Je ne peux m'empêcher de la poster. J'ai trop envie de tuer là.
J'épargnerai seulement quelques passages, pour préserver la dignité de sa femme, ma petite soeur.
Voilà : (je recopie les fautes aussi)
J'ai reçu ta lettre hier et la seule chose qu'elle m'inspire c'est une envie de rire. De quel droit ose tu comparer le cas de F (mon fils) à celui de M. et de M. (ses victimes). Moi je n'ai pas violé ni fais subir des sévices aux filles alors s'il te plait épargne moi ces comparaison. La seule analogie avec le cas de F et qu'avouer ses actes rend service au coupable comme aux victimes, mais je ne suis pas comme ton ex, maintenant je me suis libéré de ce fardeau.
Depuis le 4 mars je suis confronté à des moralisateurs, à des gens au dessus de tout soupçons. j'en ai marre de vous tous qui jugez sans être juge. Personne à part les psy ne comprend que derrière un coupable il y a également une victime.
Dans ta lettre tu me traite de menteur, mais tu est loin de la vérité, je suis un grand menteur. Depuis la naissance d'A. (sa dernière fille) j'ai reussi à faire croire à tout le monde que nous étions le symbole de l'amour. Foutaise, notre couple est un leurre, l'amour dans un couple se joue à deux, la j'étais seul. Ta soeur depuis 13 ans m'a engagé dans une misère sexuelle presque totale. Nos relations sexuelles....... (je coupe, c'est de l'ordre de l'intimité). Tu parles de trahison envers S (ma soeur) et bien non c'est elle qui m'a trahie c'est elle qui m'a detruite il n'y a rien de pire qu'une frustration qui augmente de jour en jour. Plusieurs fois j'était à la limite de partir ou de la tromper mais par amour je n'ai rien fait, la est mon erreur. Pour en venir à ma déviation je la considère comme l'hapas, elle était présente dans mon cerveau et elle attendait l'heure H. Ta soeur par son comportement, son manque d'amour et de tendresse lui a ouvert une voie royale.
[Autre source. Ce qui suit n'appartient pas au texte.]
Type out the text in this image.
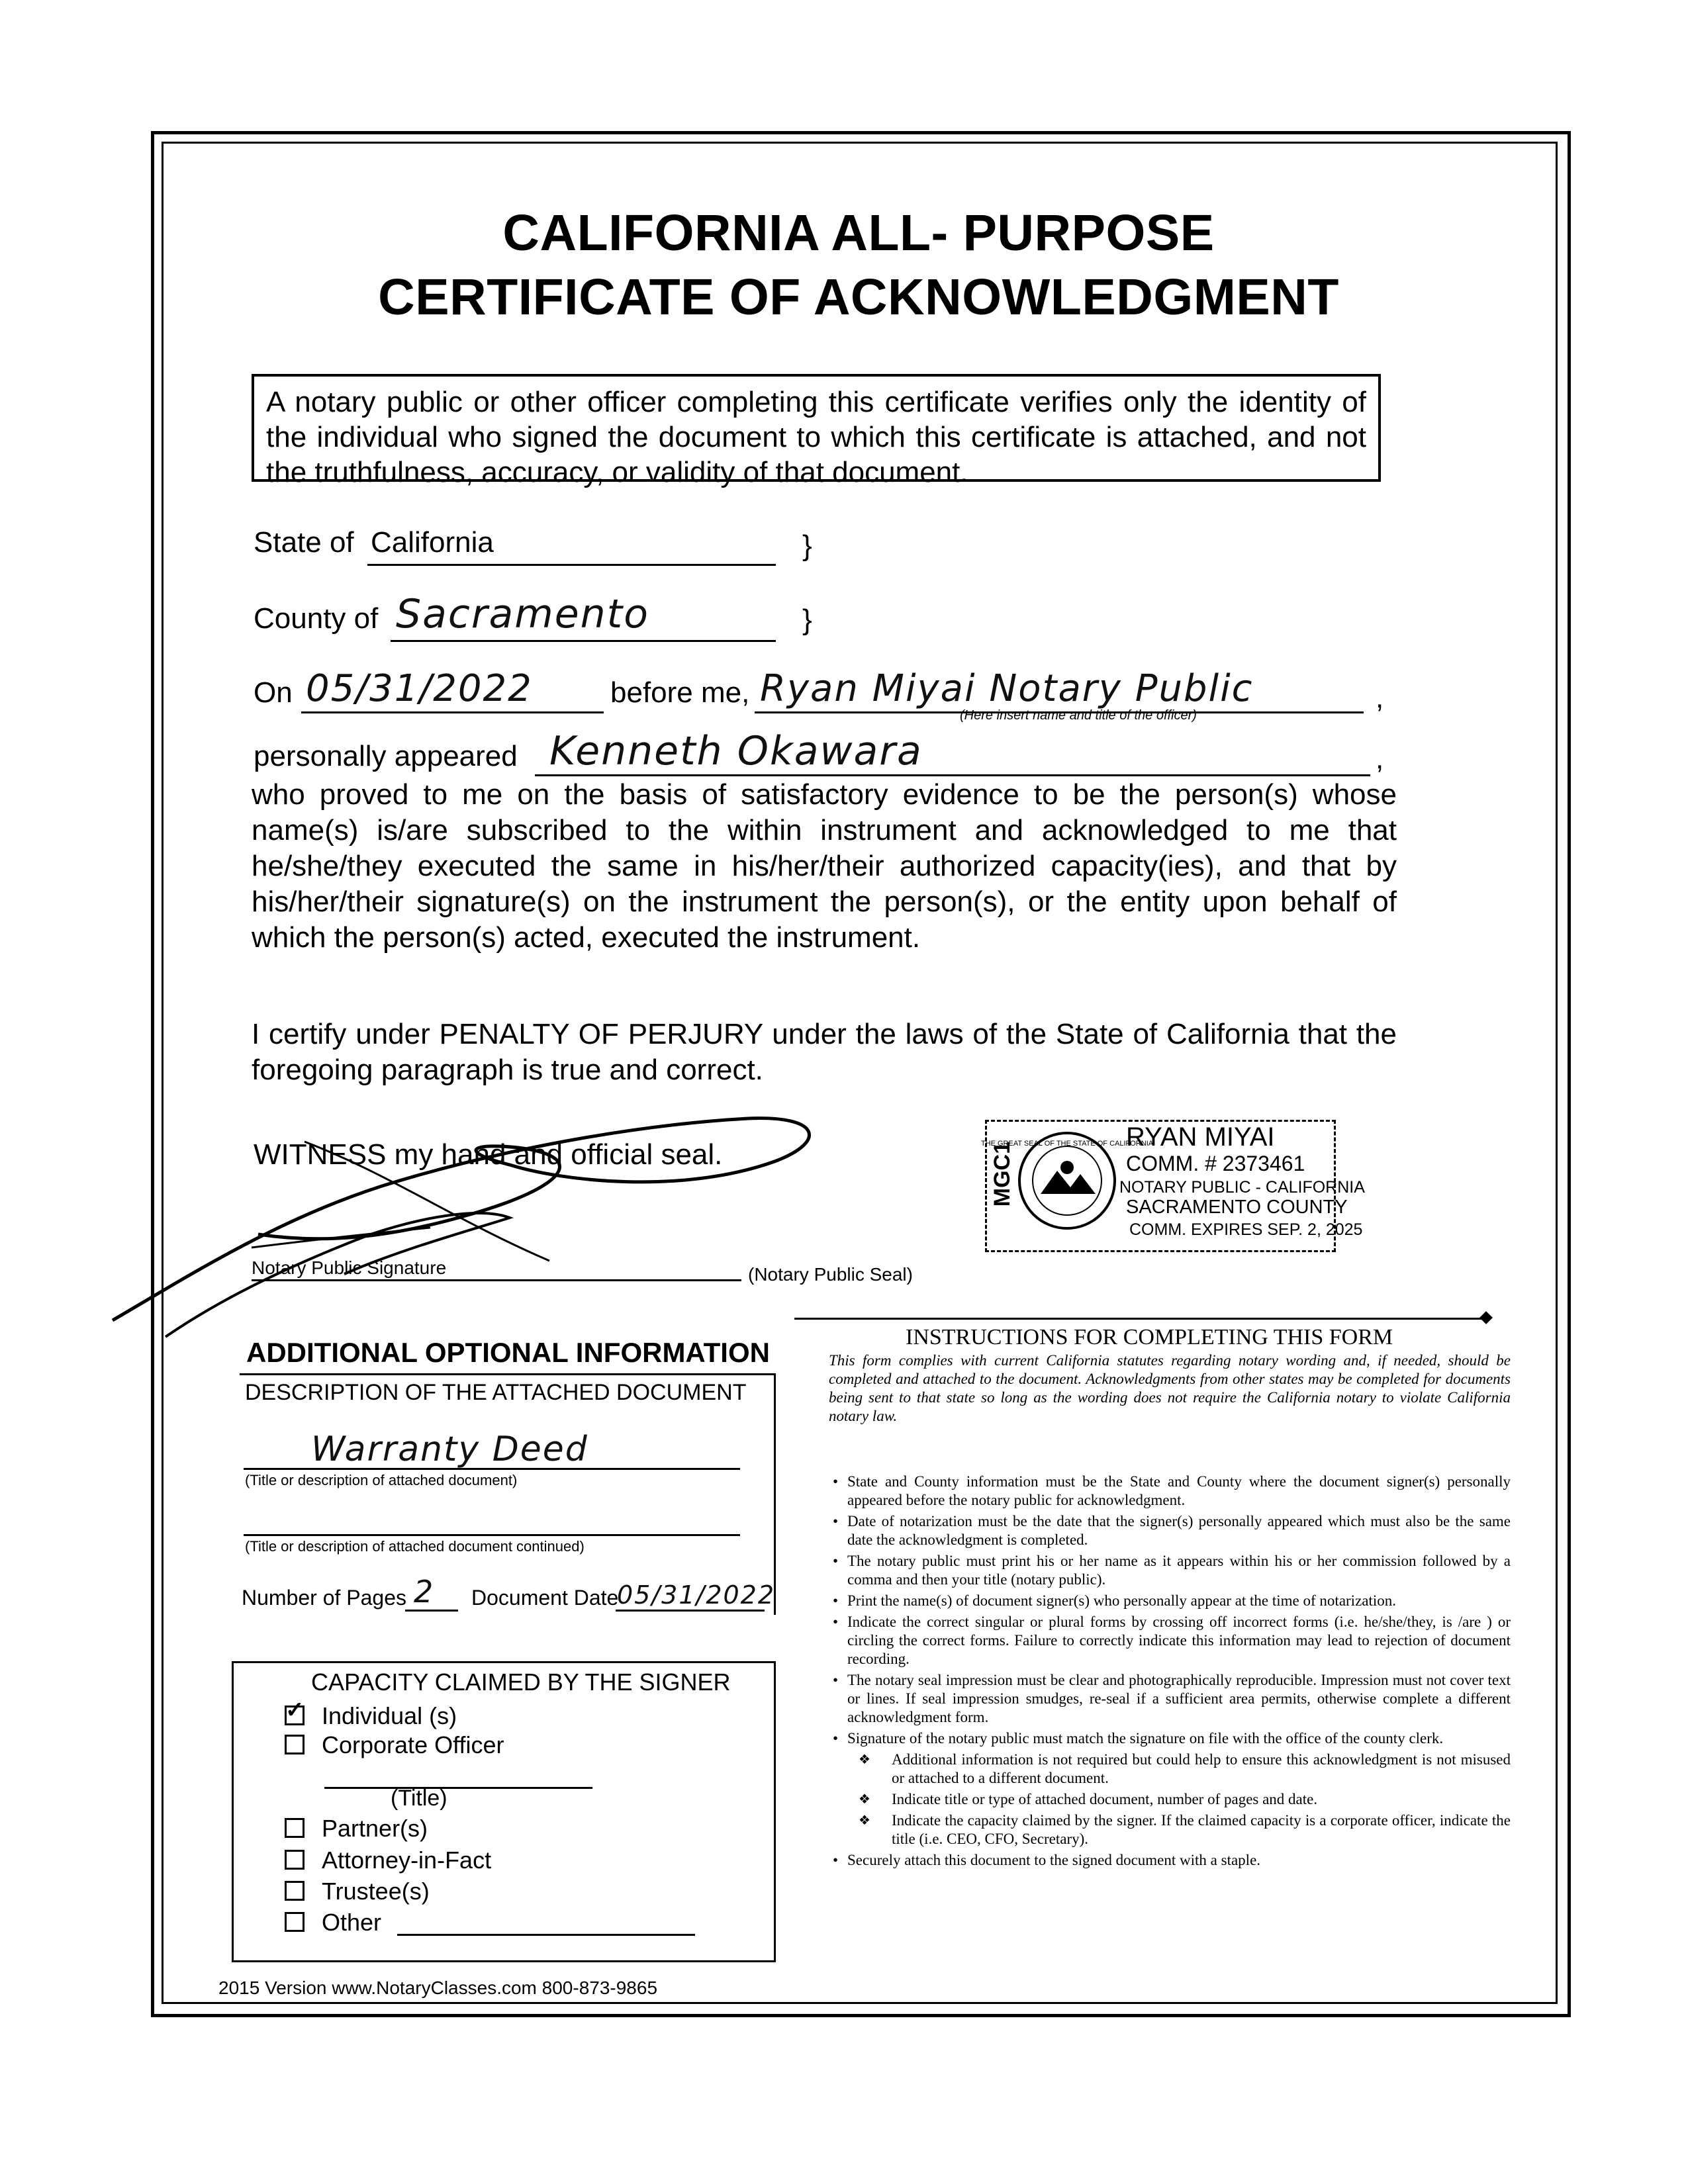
CALIFORNIA ALL- PURPOSE
CERTIFICATE OF ACKNOWLEDGMENT
A notary public or other officer completing this certificate verifies only the identity of the individual who signed the document to which this certificate is attached, and not the truthfulness, accuracy, or validity of that document.
State of California	}
County of Sacramento	}
On 05/31/2022	before me, Ryan Miyai Notary Public
(Here insert name and title of the officer)
,
personally appeared Kenneth Okawara	,
who proved to me on the basis of satisfactory evidence to be the person(s) whose name(s) is/are subscribed to the within instrument and acknowledged to me that he/she/they executed the same in his/her/their authorized capacity(ies), and that by his/her/their signature(s) on the instrument the person(s), or the entity upon behalf of which the person(s) acted, executed the instrument.
I certify under PENALTY OF PERJURY under the laws of the State of California that the foregoing paragraph is true and correct.
WITNESS my hand and official seal.
Notary Public Signature	(Notary Public Seal)
THE GREAT SEAL OF THE STATE OF CALIFORNIA
MGC1
RYAN MIYAI
COMM. # 2373461
NOTARY PUBLIC - CALIFORNIA
SACRAMENTO COUNTY
COMM. EXPIRES SEP. 2, 2025
ADDITIONAL OPTIONAL INFORMATION
DESCRIPTION OF THE ATTACHED DOCUMENT
Warranty Deed
(Title or description of attached document)
(Title or description of attached document continued)
Number of Pages 2 Document Date
05/31/2022
CAPACITY CLAIMED BY THE SIGNER
✓ Individual (s)
Corporate Officer
(Title)
Partner(s)
Attorney-in-Fact
Trustee(s)
Other
INSTRUCTIONS FOR COMPLETING THIS FORM
This form complies with current California statutes regarding notary wording and, if needed, should be completed and attached to the document. Acknowledgments from other states may be completed for documents being sent to that state so long as the wording does not require the California notary to violate California notary law.
• State and County information must be the State and County where the document signer(s) personally appeared before the notary public for acknowledgment.
• Date of notarization must be the date that the signer(s) personally appeared which must also be the same date the acknowledgment is completed.
• The notary public must print his or her name as it appears within his or her commission followed by a comma and then your title (notary public).
• Print the name(s) of document signer(s) who personally appear at the time of notarization.
• Indicate the correct singular or plural forms by crossing off incorrect forms (i.e. he/she/they, is /are ) or circling the correct forms. Failure to correctly indicate this information may lead to rejection of document recording.
• The notary seal impression must be clear and photographically reproducible. Impression must not cover text or lines. If seal impression smudges, re-seal if a sufficient area permits, otherwise complete a different acknowledgment form.
• Signature of the notary public must match the signature on file with the office of the county clerk.
❖ Additional information is not required but could help to ensure this acknowledgment is not misused or attached to a different document.
❖ Indicate title or type of attached document, number of pages and date.
❖ Indicate the capacity claimed by the signer. If the claimed capacity is a corporate officer, indicate the title (i.e. CEO, CFO, Secretary).
• Securely attach this document to the signed document with a staple.
2015 Version www.NotaryClasses.com 800-873-9865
M d'abord et ensuite M. J'ai eu avec elle la tendresse que ta soeur me refusait. Je n'était pas en manque de sexe c'est pour cela que je me suis fixé des limites, il était hors de question qu'elles me touche ou que je les violes en fait je pensait les remercier par des caresses de leur tendresse. Je ne m'imaginais pas que cela pouvait etre de la violence. Je suis responsable coupable mais ta soeur a sa part de responsabilite, en ayant eu avec moi une vie de femme et pas de coloc je n'aurai peut etre pas succombé. C'est pour cela que j'ai besoin d'elle pour me reconstruire et reconstruire notre couple. Jusqu'à présent à chaque question posée sur notre couple j'ai menti par amour mais maintenand c'est fini, j'ai compris que c'est une D (notre nom de famille), famille fière et sans reproche. Ce qui me fait encore plus mal c'est le comportement tout à fait normal de M. et M. (ses nièces) avec moi alors que la plainte été déposée la je n'arrive pas à comprendre si j'avais été un monstre leur comportement aurait été différend. En 2 mois j'ai compris beaucoup de choses j'ai relativisé sur la valeur des gens et pour l'instant une seule personne mérite sa place dans ma vie c'est G. (un copain à lui).
Pour en venir au divorce je suis pas contre mais je serait d'accord une fois le procès passé. Et c'est pareil je n'autorise personne à influencer S pour la suite c'est ce qui conditionnera la tranquilité du divorce. De toutes manière elle mérite plus le nom de D, symbole de réussite familiale que le nom R. De plus elle est au courant une fois ma peine purgée je n'existerai plus, je disparaitrais pour tous le monde.
Tu vois dans la vie je regrette deux choses
-avoir agressé ces fillettes
-avoir croisé le chemin de ta famille.
Adieu
PS Tu peux faire lire la lettre à S si elle est honnete elle confirmera mes dires ou elle continuera à nier, moi j'ai avoué à elle d'en faire autant.
Edifiant, plein de contradictions... ecoeurant.
Je ne vais pas la faire lire à ma petite soeur, c'est trop horrible.